The two will be among those present next week as Khalid Sheikh Mohammed, the attacks’ self-professed mastermind, and four co-defendants appear in one of the final sessions of war-crimes tribunals under outgoing President George W. Bush at the U.S. Navy base in Cuba.

“I hope they stare us in the face and we stare back,” said Maureen Santora, whose firefighter son Christopher was killed at the World Trade Center. “I want these folks to know it wasn’t just two towers they knocked down. They have altered our lives permanently.”

The two mothers, separated from the al-Qaida chieftain by only a glass partition, want to size up an unrepentant defendant prone to anti-U.S. outbursts in the courtroom.

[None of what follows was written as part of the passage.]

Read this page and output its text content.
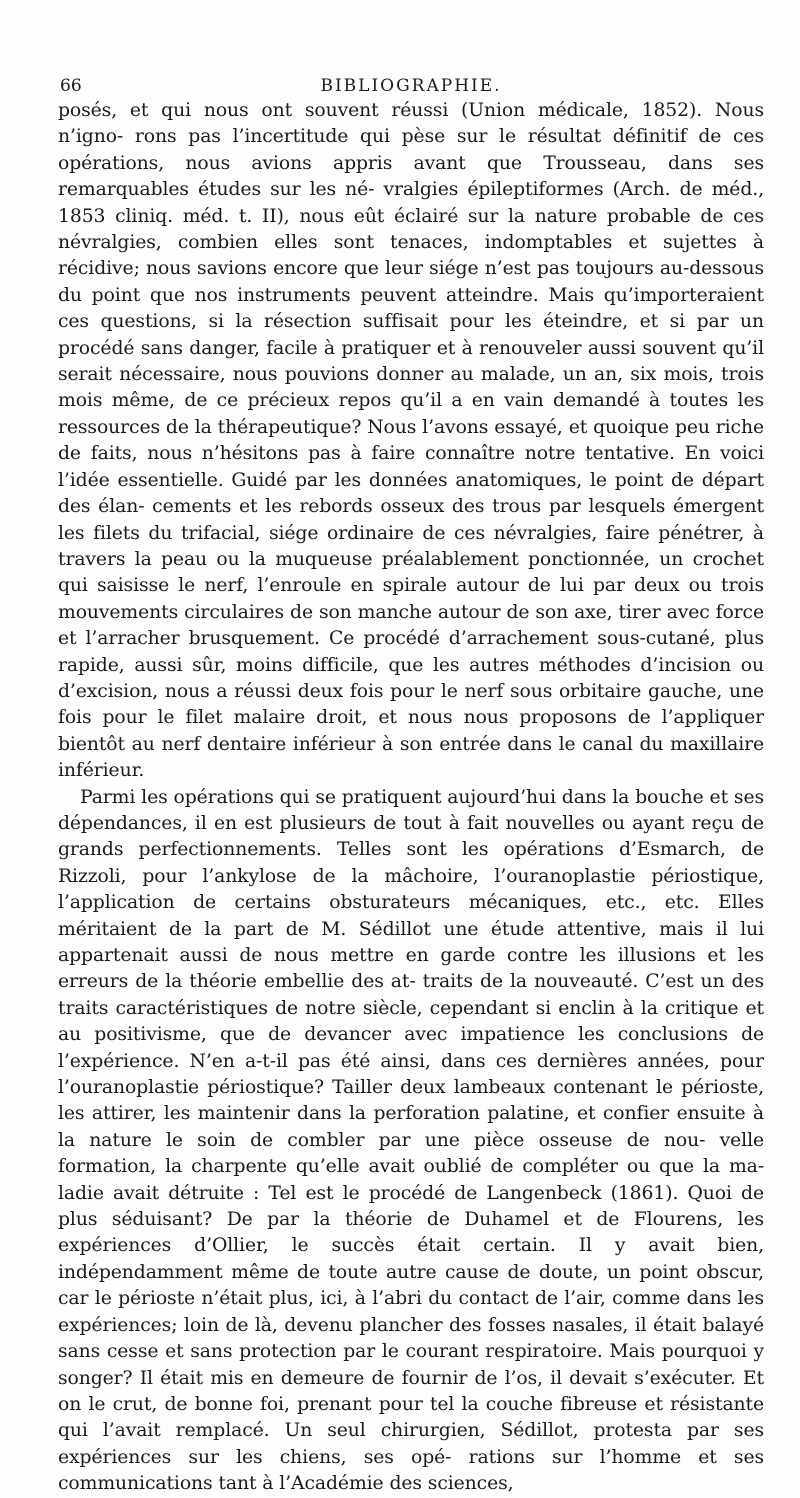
66	BIBLIOGRAPHIE.

posés, et qui nous ont souvent réussi (Union médicale, 1852). Nous n’igno- rons pas l’incertitude qui pèse sur le résultat définitif de ces opérations, nous avions appris avant que Trousseau, dans ses remarquables études sur les né- vralgies épileptiformes (Arch. de méd., 1853 cliniq. méd. t. II), nous eût éclairé sur la nature probable de ces névralgies, combien elles sont tenaces, indomptables et sujettes à récidive; nous savions encore que leur siége n’est pas toujours au-dessous du point que nos instruments peuvent atteindre. Mais qu’importeraient ces questions, si la résection suffisait pour les éteindre, et si par un procédé sans danger, facile à pratiquer et à renouveler aussi souvent qu’il serait nécessaire, nous pouvions donner au malade, un an, six mois, trois mois même, de ce précieux repos qu’il a en vain demandé à toutes les ressources de la thérapeutique? Nous l’avons essayé, et quoique peu riche de faits, nous n’hésitons pas à faire connaître notre tentative. En voici l’idée essentielle. Guidé par les données anatomiques, le point de départ des élan- cements et les rebords osseux des trous par lesquels émergent les filets du trifacial, siége ordinaire de ces névralgies, faire pénétrer, à travers la peau ou la muqueuse préalablement ponctionnée, un crochet qui saisisse le nerf, l’enroule en spirale autour de lui par deux ou trois mouvements circulaires de son manche autour de son axe, tirer avec force et l’arracher brusquement. Ce procédé d’arrachement sous-cutané, plus rapide, aussi sûr, moins difficile, que les autres méthodes d’incision ou d’excision, nous a réussi deux fois pour le nerf sous orbitaire gauche, une fois pour le filet malaire droit, et nous nous proposons de l’appliquer bientôt au nerf dentaire inférieur à son entrée dans le canal du maxillaire inférieur.

Parmi les opérations qui se pratiquent aujourd’hui dans la bouche et ses dépendances, il en est plusieurs de tout à fait nouvelles ou ayant reçu de grands perfectionnements. Telles sont les opérations d’Esmarch, de Rizzoli, pour l’ankylose de la mâchoire, l’ouranoplastie périostique, l’application de certains obsturateurs mécaniques, etc., etc. Elles méritaient de la part de M. Sédillot une étude attentive, mais il lui appartenait aussi de nous mettre en garde contre les illusions et les erreurs de la théorie embellie des at- traits de la nouveauté. C’est un des traits caractéristiques de notre siècle, cependant si enclin à la critique et au positivisme, que de devancer avec impatience les conclusions de l’expérience. N’en a-t-il pas été ainsi, dans ces dernières années, pour l’ouranoplastie périostique? Tailler deux lambeaux contenant le périoste, les attirer, les maintenir dans la perforation palatine, et confier ensuite à la nature le soin de combler par une pièce osseuse de nou- velle formation, la charpente qu’elle avait oublié de compléter ou que la ma- ladie avait détruite : Tel est le procédé de Langenbeck (1861). Quoi de plus séduisant? De par la théorie de Duhamel et de Flourens, les expériences d’Ollier, le succès était certain. Il y avait bien, indépendamment même de toute autre cause de doute, un point obscur, car le périoste n’était plus, ici, à l’abri du contact de l’air, comme dans les expériences; loin de là, devenu plancher des fosses nasales, il était balayé sans cesse et sans protection par le courant respiratoire. Mais pourquoi y songer? Il était mis en demeure de fournir de l’os, il devait s’exécuter. Et on le crut, de bonne foi, prenant pour tel la couche fibreuse et résistante qui l’avait remplacé. Un seul chirurgien, Sédillot, protesta par ses expériences sur les chiens, ses opé- rations sur l’homme et ses communications tant à l’Académie des sciences,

“I’d like to take the measure of the man and his buddies, his ugly lieutenants, and see what kind of a man brags about planning the ugly events of Sept. 11, 2001,” said Alice Hoagland, of Redwood Estates, California. Her son, Mark Bingham, is believed to be one of the passengers who fought hijackers on the United flight that crashed that day in rural Pennsylvania.

Santora, a 63-year-old retired educator from Long Island City, New York, said she will scrutinize the men’s behavior and mannerisms for clues to their motives. “Why does somebody have so much hate in their heart?” she said in an interview with The Associated Press.

Santora and Hoagland were invited to Guantanamo through a new Pentagon lottery system. Five victims’ relatives are now selected to observe each tribunal session along with one other family member of their choice. In the past, the Pentagon said family members could not attend because it was too difficult logistically to accommodate all who wanted to.

Hoagland, a 59-year-old writer and speaker, said she hopes the defendants are spared the death penalty so they can “live out their miserable lives in prison.”

“I think they have demonstrated the very worst of humanity. They have much to do in the way of redemption,” she told the AP.

The family members will watch the proceedings from a gallery at the rear of the cavernous, high-security courtroom and will not be allowed to address the defendants.

Relatives of about 30 other victims, mainly firefighters, have given Santora memorial cards that she plans to bring into court “to know their spirit is with us.”